The high-profile trade talks collapsed on Sept 14 after the “Group of 22” of developing nations, backed by protest groups, banded together to demand that the World Trade Organization make trade more just.

The group rejected pressure to further open up their markets for trade and investment form rich nations.

But the 230-page report from the bank, “Doing Business in 2004”, argues that poor countries will have to follow the lead of rich nations if they want to make their economies grow.

The report says that poor nations tend to regulate their businesses the most, and that such laws often hinder business activity, slow down growth and scare off foreign investments.

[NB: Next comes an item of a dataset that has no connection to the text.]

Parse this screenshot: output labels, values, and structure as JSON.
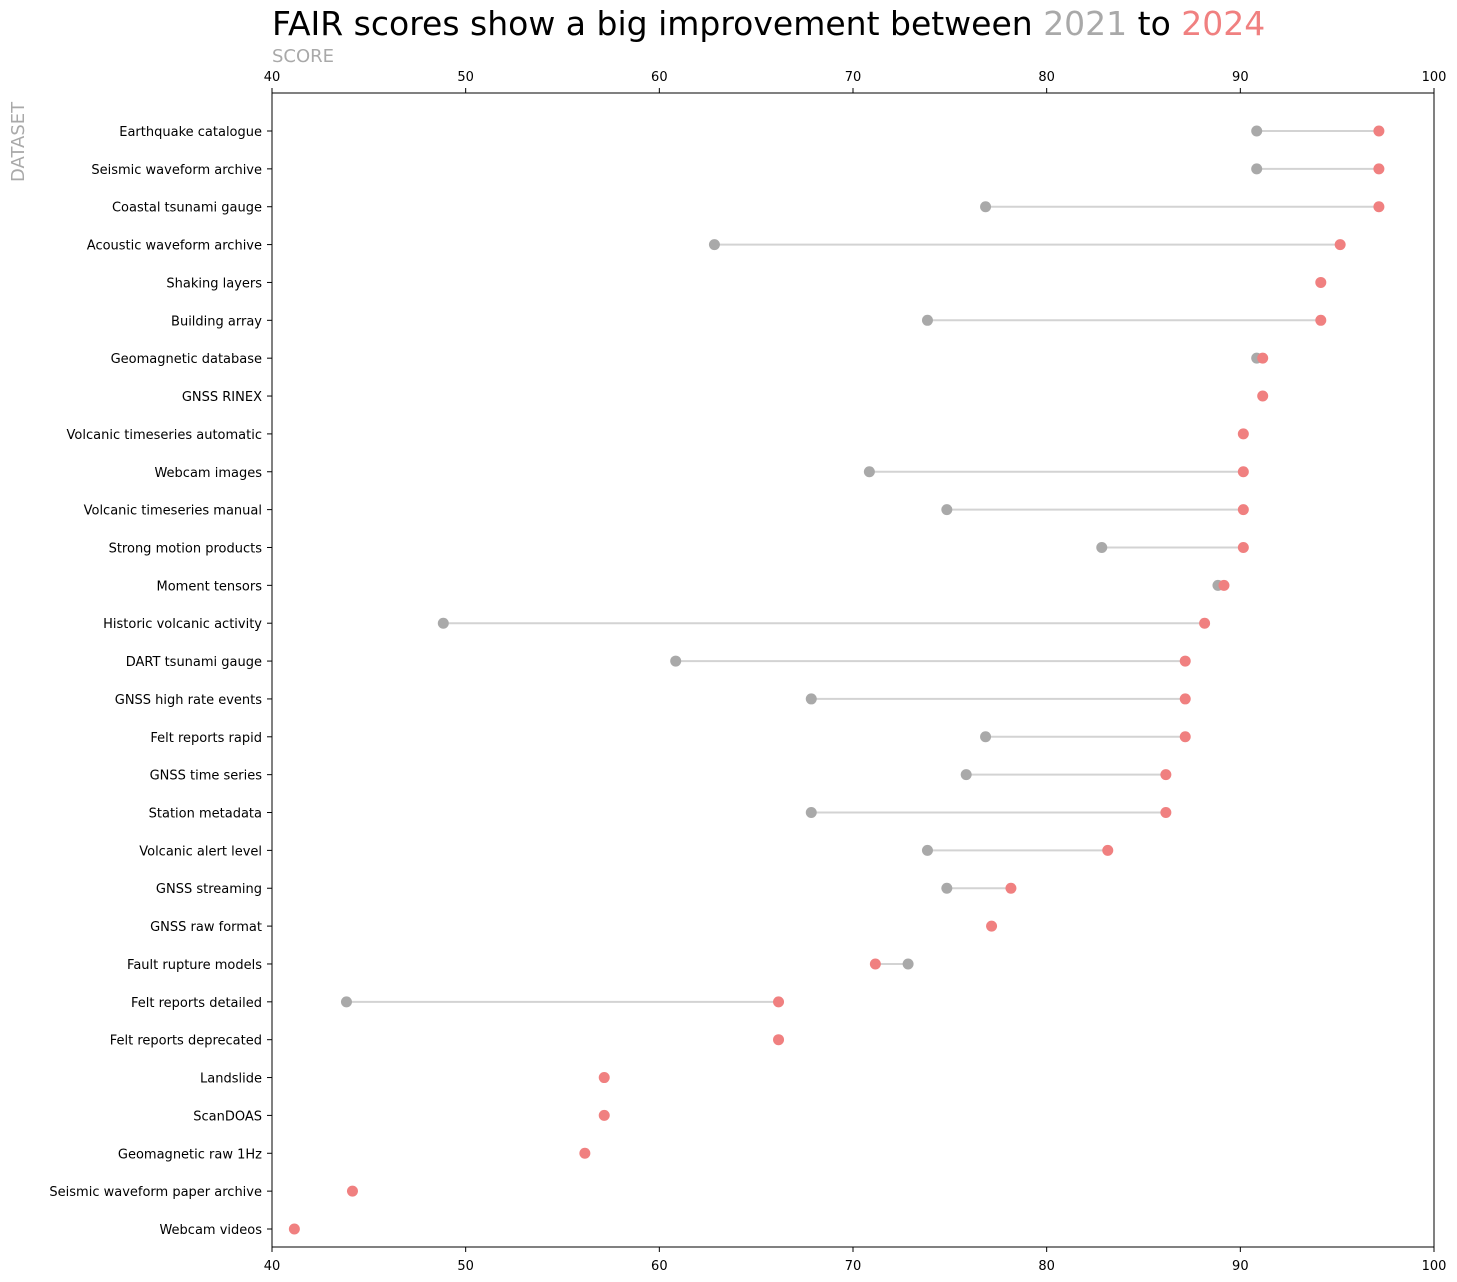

The bank’s survey, which collects and analyses data on more than 130 countries, assesses each country’s laws and regulations, with contributions from local consultants who assist entrepreneurs.

Areas covered include starting a business, hiring and firing workers, enforcing contracts, getting credit, and closing a business.

“The report provides policy makers and the public with quantitative measures on business regulations’ data that will facilitate the reform efforts of governments,” said Michael Klein, World Bank vice president for Private Sector Development, in a press statement.

To prove their point, the report’s authors compare the time- taxing bureaucracy in the developing countries and those in rich nations to demonstrate that deregulation used in rich nations could be adopted with success in poor nations.

For example, the report says, resolving bankruptcy takes six months in Ireland but more than 11 years in India.

While businessmen incur no expense to register their operations in Denmark, they have to pay five times the national per capita income to do so in Cambodia. Registering a business can take an average of 203 days in Haiti, but only two days in Australia.

According to the report, a group of poor countries — Bolivia, Burkina Faso, Chad, Costa Rica, Guatemala, Mali, Mozambique, Paraguay, the Philippines and Venezuela — have the heaviest regulations.

A much wealthier group —Australia, Canada, Denmark, Hong Kong (China), Jamaica, the Netherlands, New Zealand, Singapore, Sweden, and the United Kingdom — regulate the least.

“Heavier regulation brings bad outcomes,” according to the report, whose authors say that too many laws produce greater inefficiency in public institutions, longer delays and higher cost and result in higher unemployment.

Regulation, the bank says, also causes increased corruption and less productivity and investment, but not better quality of private or public goods.

The report suggests that countries reduce the number of procedures to those that are truly necessary like statistical registration and tax and social security registration and use the latest technology to make the registration process electronic.

“These changes have produced excellent results in wealthy countries such as Canada and Singapore, in middle-income countries including Latvia and Mexico, and in poor countries including Honduras, Moldova, Pakistan, and Vietnam,” says the report.

But the bank’s critics say the institution’s advice contradicts what developing countries actually need, as demonstrated at the WTO talks in Cancun — their own pace.

“The Bank report’s authors must not have heard the cry of over 90 developing countries at the WTO summit in Cancun who explicitly said they did not want to undertake the deregulatory reforms called for in an Investment Agreement,” said Rick Rowden of Action Aid USA.

Bank officials insists that the survey shows that liberalization works, no matter what some countries and economists say.

“By bringing concrete evidence to the debate, ‘Doing Business’ highlights the need for change and informs the development of new regulations and institutions,” said Simeon Djankov, one of the authors of the report.

But critics say that they doubt whether further deregulation is the correct path, accusing the bank of doing dirty work for rich nations, which often control international institutions.

Critics say that the rich countries developed these institutions much later in their industrialization processes than many might think.—Dawn/The InterPress News Service.